The base compound C was mixed with the substances shown in Table 1 and vulcanized under the same conditions as in Example 1 to produce 10 silicone elastomer sheets, and the volume resistivity was measured in the same manner as in Example 1. did. The results are also shown in Table 1.

[Comparative Example 2] All the raw materials of the base compound A in Example 1 were mixed and the same procedure as in Example 1 was repeated.
The base compound D was manufactured by kneading for 2 hours under heating at 50 ° C., 10 sheets were manufactured in the same manner as in Example 1, and the volume resistivity was measured. The results are also shown in Table 1.

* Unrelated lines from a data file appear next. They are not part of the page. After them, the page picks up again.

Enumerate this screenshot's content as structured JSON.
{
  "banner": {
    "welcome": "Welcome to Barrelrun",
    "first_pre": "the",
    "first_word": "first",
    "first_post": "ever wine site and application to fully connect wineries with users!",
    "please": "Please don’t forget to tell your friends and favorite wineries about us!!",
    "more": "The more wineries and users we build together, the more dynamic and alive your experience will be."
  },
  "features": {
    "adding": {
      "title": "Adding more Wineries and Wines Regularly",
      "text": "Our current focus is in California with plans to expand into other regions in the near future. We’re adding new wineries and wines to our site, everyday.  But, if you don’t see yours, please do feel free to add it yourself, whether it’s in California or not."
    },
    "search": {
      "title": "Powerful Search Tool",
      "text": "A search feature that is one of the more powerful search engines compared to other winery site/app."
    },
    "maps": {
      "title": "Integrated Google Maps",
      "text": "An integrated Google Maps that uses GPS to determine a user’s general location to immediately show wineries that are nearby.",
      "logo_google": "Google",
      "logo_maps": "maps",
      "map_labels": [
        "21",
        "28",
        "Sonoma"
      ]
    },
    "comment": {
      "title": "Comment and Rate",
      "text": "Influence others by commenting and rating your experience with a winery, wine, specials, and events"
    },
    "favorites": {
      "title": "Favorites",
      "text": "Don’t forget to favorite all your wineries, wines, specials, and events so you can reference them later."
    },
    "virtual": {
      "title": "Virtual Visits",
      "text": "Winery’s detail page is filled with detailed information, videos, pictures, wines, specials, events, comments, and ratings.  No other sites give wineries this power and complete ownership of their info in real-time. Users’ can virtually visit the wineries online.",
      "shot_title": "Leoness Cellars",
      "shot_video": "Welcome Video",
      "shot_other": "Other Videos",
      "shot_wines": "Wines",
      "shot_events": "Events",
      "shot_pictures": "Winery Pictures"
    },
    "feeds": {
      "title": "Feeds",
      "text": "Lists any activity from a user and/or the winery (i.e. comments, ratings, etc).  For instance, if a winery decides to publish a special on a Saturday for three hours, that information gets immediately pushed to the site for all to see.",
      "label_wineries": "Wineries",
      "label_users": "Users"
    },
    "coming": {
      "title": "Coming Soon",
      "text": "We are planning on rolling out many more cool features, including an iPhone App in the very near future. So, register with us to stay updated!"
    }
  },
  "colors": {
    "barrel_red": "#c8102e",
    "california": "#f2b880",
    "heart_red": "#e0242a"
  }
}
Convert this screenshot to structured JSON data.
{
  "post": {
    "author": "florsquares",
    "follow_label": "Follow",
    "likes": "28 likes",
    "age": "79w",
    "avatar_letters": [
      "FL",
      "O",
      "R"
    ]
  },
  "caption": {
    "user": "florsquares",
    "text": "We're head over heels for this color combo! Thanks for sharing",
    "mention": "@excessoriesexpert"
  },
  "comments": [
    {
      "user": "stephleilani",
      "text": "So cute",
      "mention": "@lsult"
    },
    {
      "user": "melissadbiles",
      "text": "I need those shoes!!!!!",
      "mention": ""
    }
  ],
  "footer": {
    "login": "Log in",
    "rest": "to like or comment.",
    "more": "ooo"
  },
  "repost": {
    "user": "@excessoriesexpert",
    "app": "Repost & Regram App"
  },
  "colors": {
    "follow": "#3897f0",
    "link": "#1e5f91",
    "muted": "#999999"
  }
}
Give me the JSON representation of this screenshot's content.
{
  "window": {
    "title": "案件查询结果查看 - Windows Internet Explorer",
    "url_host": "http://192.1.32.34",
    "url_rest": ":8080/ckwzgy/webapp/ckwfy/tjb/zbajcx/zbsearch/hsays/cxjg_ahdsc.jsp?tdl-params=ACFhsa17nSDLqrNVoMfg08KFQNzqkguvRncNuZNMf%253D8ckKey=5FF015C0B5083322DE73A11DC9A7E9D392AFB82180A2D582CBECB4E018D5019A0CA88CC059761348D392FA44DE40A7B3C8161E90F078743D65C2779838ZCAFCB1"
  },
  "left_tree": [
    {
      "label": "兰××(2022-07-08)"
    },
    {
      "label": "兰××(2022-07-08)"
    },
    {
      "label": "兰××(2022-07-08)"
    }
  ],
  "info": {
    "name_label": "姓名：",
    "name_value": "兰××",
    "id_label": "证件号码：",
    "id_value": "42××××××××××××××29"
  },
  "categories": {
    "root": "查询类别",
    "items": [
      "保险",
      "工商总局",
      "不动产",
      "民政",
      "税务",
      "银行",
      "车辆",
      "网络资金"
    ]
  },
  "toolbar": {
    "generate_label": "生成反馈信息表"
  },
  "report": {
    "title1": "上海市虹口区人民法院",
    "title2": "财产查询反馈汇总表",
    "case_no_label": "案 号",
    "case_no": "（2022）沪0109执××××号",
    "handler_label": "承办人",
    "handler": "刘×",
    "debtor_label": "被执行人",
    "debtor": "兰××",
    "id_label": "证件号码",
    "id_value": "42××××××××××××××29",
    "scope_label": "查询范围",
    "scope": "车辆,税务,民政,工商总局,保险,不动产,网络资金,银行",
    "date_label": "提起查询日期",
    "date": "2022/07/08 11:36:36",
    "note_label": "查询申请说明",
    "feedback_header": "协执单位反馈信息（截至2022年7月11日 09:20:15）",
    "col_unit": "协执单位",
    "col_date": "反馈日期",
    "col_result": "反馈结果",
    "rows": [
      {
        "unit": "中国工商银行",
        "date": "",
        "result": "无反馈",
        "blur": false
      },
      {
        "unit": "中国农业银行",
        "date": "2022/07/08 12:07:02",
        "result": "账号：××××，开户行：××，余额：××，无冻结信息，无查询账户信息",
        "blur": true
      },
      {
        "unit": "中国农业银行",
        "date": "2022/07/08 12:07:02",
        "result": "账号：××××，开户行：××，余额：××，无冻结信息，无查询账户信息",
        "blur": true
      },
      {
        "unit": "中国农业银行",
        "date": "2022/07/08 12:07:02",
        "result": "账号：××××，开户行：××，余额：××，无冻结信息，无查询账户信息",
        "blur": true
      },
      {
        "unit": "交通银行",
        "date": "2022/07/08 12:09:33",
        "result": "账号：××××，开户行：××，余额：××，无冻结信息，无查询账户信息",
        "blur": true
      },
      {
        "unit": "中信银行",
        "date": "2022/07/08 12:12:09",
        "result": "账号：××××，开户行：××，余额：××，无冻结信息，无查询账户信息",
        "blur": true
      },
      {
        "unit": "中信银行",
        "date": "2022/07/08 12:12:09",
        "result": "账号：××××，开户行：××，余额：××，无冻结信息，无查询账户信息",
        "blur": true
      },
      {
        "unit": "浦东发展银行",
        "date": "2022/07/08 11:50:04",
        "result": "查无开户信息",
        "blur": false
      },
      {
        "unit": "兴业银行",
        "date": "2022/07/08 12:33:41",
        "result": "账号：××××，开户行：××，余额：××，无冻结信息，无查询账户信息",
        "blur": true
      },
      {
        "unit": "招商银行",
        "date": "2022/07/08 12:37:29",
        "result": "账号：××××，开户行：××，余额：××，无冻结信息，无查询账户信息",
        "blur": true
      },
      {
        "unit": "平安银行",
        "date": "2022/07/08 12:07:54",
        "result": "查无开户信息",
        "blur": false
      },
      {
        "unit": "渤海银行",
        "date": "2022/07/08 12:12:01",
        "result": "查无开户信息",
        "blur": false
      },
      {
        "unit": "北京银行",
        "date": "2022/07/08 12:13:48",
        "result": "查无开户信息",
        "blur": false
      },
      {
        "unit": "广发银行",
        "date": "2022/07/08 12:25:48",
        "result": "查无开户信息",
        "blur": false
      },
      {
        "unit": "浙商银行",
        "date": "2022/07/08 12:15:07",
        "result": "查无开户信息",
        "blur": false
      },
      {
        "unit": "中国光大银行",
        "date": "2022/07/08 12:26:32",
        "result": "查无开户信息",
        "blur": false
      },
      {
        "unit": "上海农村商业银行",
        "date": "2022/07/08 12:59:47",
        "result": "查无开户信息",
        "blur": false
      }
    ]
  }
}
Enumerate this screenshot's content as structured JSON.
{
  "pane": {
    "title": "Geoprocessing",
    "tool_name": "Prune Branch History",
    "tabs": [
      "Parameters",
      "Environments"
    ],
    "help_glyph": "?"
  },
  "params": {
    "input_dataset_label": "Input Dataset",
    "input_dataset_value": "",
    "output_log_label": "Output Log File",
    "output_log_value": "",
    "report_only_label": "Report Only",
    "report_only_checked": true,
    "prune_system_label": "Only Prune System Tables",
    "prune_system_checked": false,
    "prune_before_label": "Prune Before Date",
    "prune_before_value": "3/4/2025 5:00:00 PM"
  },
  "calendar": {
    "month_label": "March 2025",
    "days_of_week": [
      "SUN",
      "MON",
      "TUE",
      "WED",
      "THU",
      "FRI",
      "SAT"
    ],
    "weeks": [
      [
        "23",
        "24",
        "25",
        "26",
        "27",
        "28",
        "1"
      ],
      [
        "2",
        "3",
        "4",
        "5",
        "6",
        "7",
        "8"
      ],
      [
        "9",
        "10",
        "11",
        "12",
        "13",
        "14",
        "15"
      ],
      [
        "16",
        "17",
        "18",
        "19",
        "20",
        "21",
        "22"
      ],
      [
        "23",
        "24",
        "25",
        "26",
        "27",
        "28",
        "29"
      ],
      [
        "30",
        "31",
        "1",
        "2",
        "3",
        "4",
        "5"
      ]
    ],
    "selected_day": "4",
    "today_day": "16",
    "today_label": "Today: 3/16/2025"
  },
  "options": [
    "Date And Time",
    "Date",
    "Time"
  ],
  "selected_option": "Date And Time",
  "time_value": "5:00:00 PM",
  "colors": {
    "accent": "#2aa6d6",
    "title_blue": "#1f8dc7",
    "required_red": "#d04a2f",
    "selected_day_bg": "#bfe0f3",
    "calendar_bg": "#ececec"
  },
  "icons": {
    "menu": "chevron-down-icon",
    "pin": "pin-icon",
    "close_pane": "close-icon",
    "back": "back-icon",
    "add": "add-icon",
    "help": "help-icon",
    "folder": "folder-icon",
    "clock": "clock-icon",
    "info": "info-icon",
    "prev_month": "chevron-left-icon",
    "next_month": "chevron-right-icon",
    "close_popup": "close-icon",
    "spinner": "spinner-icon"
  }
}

[Comparative Example 3] All the raw materials of the base compound A in Example 1 were kneaded at 25 ° C without heating,
The base compound E was manufactured, 10 sheets were manufactured in the same manner as in Example 1, and the volume resistivity was measured. The results are also shown in Table 1.

[0040]

[Table 1]

[0041]

According to the present invention, a semiconductive silicone elastomer composition is obtained in which a conductive substance is well and uniformly dispersed in a silicone elastomer to give a semiconductive silicone elastomer having a small variation in volume resistivity. You can

[Brief description of drawings]

FIG. 1 is a schematic diagram illustrating a method for measuring volume resistivity.

[Explanation of symbols]

 1 Test piece 2 Upper electrode 3 Lower electrode

Front page continuation (72) Inventor Hajime Saito 1 Hitomi, Oita, Matsuida-cho, Usui-gun, Gunma Shin-Etsu Chemical Co., Ltd. Silicone Electronic Materials Research Laboratory

Claims (4)

[Claims] 1. An organopolysiloxane containing two or more aliphatic unsaturated hydrocarbon groups bonded to a silicon atom in one molecule, and an organopolysiloxane containing two or more hydrogen atoms bonded to a silicon atom in one molecule. In a semiconductive silicone elastomer composition containing hydrogen polysiloxane and a conductive substance, the conductive substance has a conductive carbon content of 1 to 10% by weight and a volume resistivity value of 10 ¹ to 10 ⁸ Ω · c.
m of the conductive filler other than the conductive carbon of 90 to 99% by weight, and the conductive substance of 20 to 60% by weight based on the total weight of the composition. 10 ⁵ to 10 ¹⁰ Ω · c
A semiconductive silicone elastomer composition, which provides a semiconductive silicone elastomer having a volume resistivity distribution of 1 to 10 in the range of m. 2. The composition further comprises a non-conductive inorganic filler, and the content of the conductive filler is 50 to 80% by weight of the total amount of the conductive substance and the inorganic filler. The semiconductive silicone elastomer composition according to 1. 3. The conductive filler other than conductive carbon is one or more selected from conductive zinc white, titanium black, black iron oxide, tin oxide, antimony oxide, germanium, and magnetite. Or the semiconductive silicone elastomer composition described in 2. 4. A part or all of an organopolysiloxane containing two or more aliphatic unsaturated hydrocarbon groups bonded to a silicon atom in one molecule and 100 to 2 of conductive carbon.
After kneading under heating at 00 ° C., cooling to room temperature, and then adding conductive filler other than conductive carbon having a volume resistivity value of 10 ¹ to 10 ⁸ Ω · cm to 0 to
A method for producing a semiconductive silicone elastomer composition, which comprises remixing at 60 ° C.